Moorman stated that her 11-year-old son (Richard Don Moorman, 1952–2003) had wanted to see Kennedy, but was unable to attend because of school. She said she promised to take a picture for him.

Moorman was standing on grass about 2 ft south of the south curb of Elm Street in Dealey Plaza, directly across from the grassy knoll and the North Pergola concrete structure that Abraham Zapruder and his assistant Marilyn Sitzman were standing on – during the assassination. Moorman stated that she stepped off the grass onto the street to take a photo with her Polaroid camera. Zapruder can be seen standing on the pergola in the Moorman photograph, with the presidential limousine already having passed through the line of sight between Zapruder and Moorman.

Both Moorman and her friend, Jean Hill, can be clearly seen in the Zapruder film. Between Zapruder frames 315 and 316, Moorman took a Polaroid photograph, her fifth that day, showing the presidential limousine with the grassy knoll area in the background.

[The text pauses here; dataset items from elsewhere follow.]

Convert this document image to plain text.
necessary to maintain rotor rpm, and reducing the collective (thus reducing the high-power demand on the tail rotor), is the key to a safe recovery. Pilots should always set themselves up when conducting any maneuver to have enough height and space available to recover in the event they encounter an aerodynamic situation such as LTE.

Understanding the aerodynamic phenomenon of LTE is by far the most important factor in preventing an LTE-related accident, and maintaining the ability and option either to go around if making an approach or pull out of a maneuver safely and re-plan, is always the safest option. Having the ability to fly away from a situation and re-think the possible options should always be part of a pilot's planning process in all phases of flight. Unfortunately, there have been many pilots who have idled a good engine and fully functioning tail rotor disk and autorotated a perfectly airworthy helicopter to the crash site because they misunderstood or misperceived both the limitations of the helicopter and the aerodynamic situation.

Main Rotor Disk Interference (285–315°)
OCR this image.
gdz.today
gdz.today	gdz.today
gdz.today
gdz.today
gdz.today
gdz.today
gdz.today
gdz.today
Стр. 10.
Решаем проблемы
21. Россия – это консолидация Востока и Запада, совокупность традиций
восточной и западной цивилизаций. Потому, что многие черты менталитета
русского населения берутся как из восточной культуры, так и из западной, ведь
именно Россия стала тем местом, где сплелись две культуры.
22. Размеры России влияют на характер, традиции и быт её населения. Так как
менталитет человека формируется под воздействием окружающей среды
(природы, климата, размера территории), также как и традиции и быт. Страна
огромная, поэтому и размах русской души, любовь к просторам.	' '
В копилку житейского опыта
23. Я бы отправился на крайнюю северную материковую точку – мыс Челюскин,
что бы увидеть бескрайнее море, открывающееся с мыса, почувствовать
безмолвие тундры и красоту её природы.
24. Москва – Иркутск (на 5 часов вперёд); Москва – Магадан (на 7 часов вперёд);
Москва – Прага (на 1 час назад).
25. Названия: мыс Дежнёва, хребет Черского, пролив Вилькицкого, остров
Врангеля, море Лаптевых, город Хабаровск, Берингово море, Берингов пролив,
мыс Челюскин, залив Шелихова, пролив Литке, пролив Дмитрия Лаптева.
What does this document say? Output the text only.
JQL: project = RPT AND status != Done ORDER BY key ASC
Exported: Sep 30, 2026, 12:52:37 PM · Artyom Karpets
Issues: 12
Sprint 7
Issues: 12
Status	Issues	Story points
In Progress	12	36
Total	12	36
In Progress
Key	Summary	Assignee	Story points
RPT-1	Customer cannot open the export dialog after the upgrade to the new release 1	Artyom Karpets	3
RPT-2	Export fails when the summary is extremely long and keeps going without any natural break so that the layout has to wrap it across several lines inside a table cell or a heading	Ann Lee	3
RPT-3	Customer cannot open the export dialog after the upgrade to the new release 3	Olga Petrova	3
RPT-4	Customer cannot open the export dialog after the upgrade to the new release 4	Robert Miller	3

Moorman's photograph captured the fatal headshot that killed President Kennedy. When she took it – approximately one-sixth of a second after President Kennedy was struck in the head at Zapruder frame 313, Moorman was standing behind and to the left of President Kennedy, about 15 ft from the presidential limousine. Moorman said in a TV interview that immediately after the assassination, there were three or four shots close together, that shots were still being fired after the fatal headshot, and that she was in the line of fire. She later stated in a 2013 PBS documentary Kennedy Half Century that she was close enough to hear Jackie Kennedy exclaim that John had been shot.

Moorman was interviewed for the 1967 Mark Lane documentary Rush to Judgment. In 1969 she testified at the trial of Clay Shaw. In 1988 she appeared in the documentary The Men Who Killed Kennedy. She is portrayed by Sally Nystuen in Oliver Stone's 1991 film JFK. In 2013, Moorman attempted to sell the original Polaroid through Cowan's Auctions in Cincinnati. The photo was expected to sell for between $50,000 and $75,000, but did not meet its reserve. Moorman had previously tried selling the photo to Sotheby's in New York, but the auction house deemed it to be "too sensitive to auction". That same year, she expressed her opinion on the assassination; she was convinced that Kennedy was killed as a result of a conspiracy. "I really don't know what exactly happened, but I do know there is bound to be a lot more to the story that hasn't been told," she said. "I was hoping it would come out in my lifetime, but who knows. So much has been hidden by the government; anything can take place and it can be hidden. Oswald probably wasn't a lone person, he probably had backers. I really do think it was a conspiracy".

===Controversy===

Whatever was captured in the background of Moorman's photo has been a matter of contentious debate. On the grassy knoll, some have claimed to identify as many as four different human figures, while others dismiss these indistinct images as either trees or shadows. Most often, one figure has been dubbed the "Badge Man" as it seems to resemble a uniformed police officer wearing a badge. Others claim to see Gordon Arnold, a man who claimed to have filmed the assassination from that area, a man in a construction hard hat, and a hatted man behind the stockade fence.

Moorman stated she heard a shot as the limousine passed her, then heard another two shots, "pow pow", when the president's head exploded. She stated that she could not determine where the shots came from, and that she saw no one in the area that appeared to have possibly been the assassin. Moorman was interviewed by the Dallas County Sheriff's Department and the FBI. She was called by the Warren Commission to testify, but due to a sprained ankle, she was unable to be questioned. She was never contacted by them again.